NamJoon hyung yanıma gelerek banka oturdu. Yüzündeki endişe kilometrelerce öteden fark edilebilirdi.

"Anlat bakalım. Neler oldu? "

Derin bir nefes alıp anlatmaya başladım. Çok fazla söyleyecek bir şey yoktu aslında. Sadece bizden neden uzak durduklarını söylemem yeterliydi.

"... ben de onları orada bırakıp seninle konuşmaya karar verdim. Son olarak da buradayım işte. " diye bitirdim cümleleri. Vereceği tepkiyi çok merak ediyordum. O kızlardan hiçbiriyle yakınlaşmamıştı. Hastahanede olduğumuz süre boyunca tek ilgilendiği Tae olmuştu. Zaten tarafsız olduğunu bilmem onu arama sebeplerimden bir tanesiydi.

"Jin hyungun bundan haberi var mı? Ya da en önemlisi Taehyung'un? "

"Hayır. YoonGi hyung, Jungkook, sen ve ben sadece. Yani öyle düşünüyorum. YoonGi hyung belki Jin hyunga söylemiştir. "

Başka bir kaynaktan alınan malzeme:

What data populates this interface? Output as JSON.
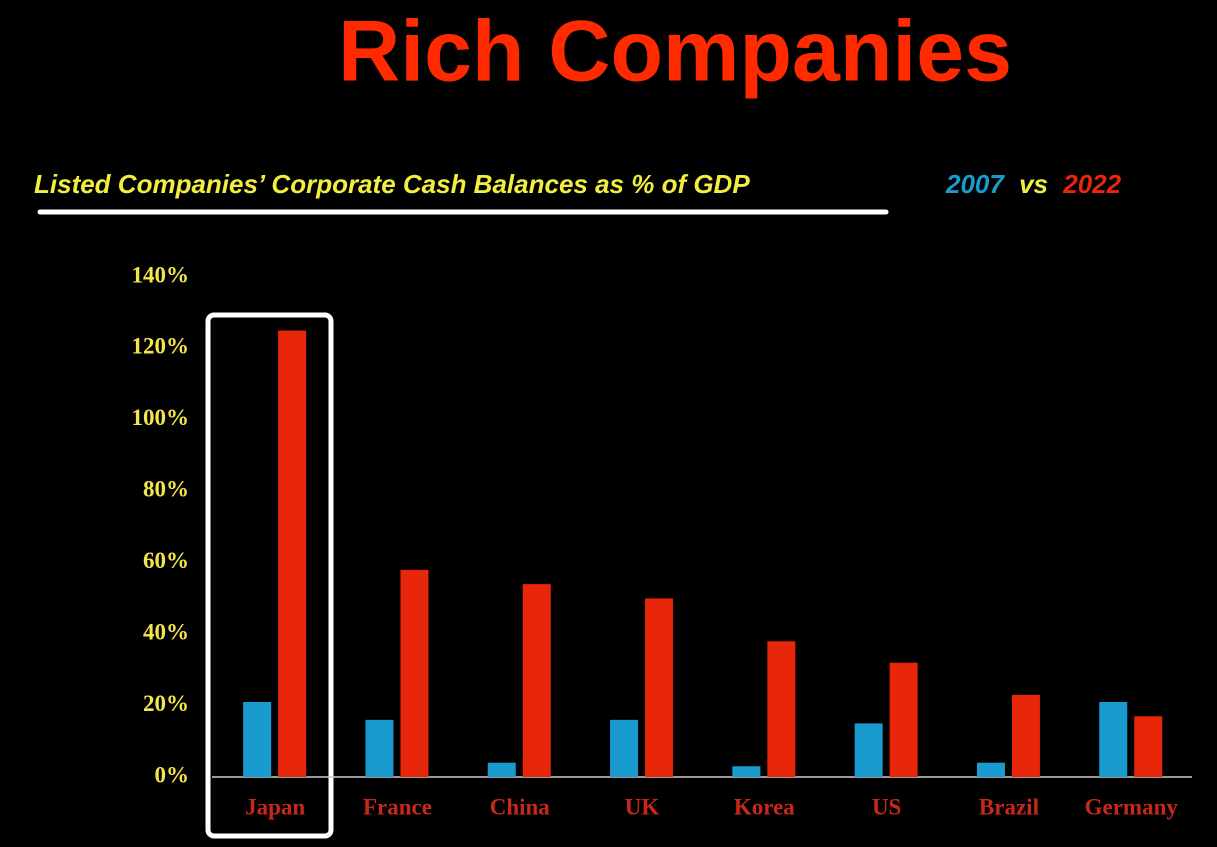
{
  "chart_data": {
    "type": "bar",
    "title": "Rich Companies",
    "subtitle": "Listed Companies’ Corporate Cash Balances as % of GDP",
    "legend_separator": "vs",
    "categories": [
      "Japan",
      "France",
      "China",
      "UK",
      "Korea",
      "US",
      "Brazil",
      "Germany"
    ],
    "series": [
      {
        "name": "2007",
        "color": "#1a9bd0",
        "values": [
          21,
          16,
          4,
          16,
          3,
          15,
          4,
          21
        ]
      },
      {
        "name": "2022",
        "color": "#e8260a",
        "values": [
          125,
          58,
          54,
          50,
          38,
          32,
          23,
          17
        ]
      }
    ],
    "ylim": [
      0,
      140
    ],
    "yticks": [
      {
        "value": 0,
        "label": "0%"
      },
      {
        "value": 20,
        "label": "20%"
      },
      {
        "value": 40,
        "label": "40%"
      },
      {
        "value": 60,
        "label": "60%"
      },
      {
        "value": 80,
        "label": "80%"
      },
      {
        "value": 100,
        "label": "100%"
      },
      {
        "value": 120,
        "label": "120%"
      },
      {
        "value": 140,
        "label": "140%"
      }
    ],
    "grid": false
  }
}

"Sen doğru olanı yapmışsın Jimin. Her ne olursa olsun onlardan uzak duralım. Hatta keşke kızlar gerçekler öğrenmeseydi ama yapacak bir şey yok. "

Ondan yaptığımın doğru olduğunu duymak bana iyi hissettirmişti. Çünkü ChaeYoung'u gördükten sonra düşüncelerimin değişmemesi için kendimi zor tuttum. Kendi kendime evhamlı davranıp davranmadığımı düşünmeye başlayacaktım ama neyse ki öyle değilmiş. Asıl soru bundan sonra ne olacak?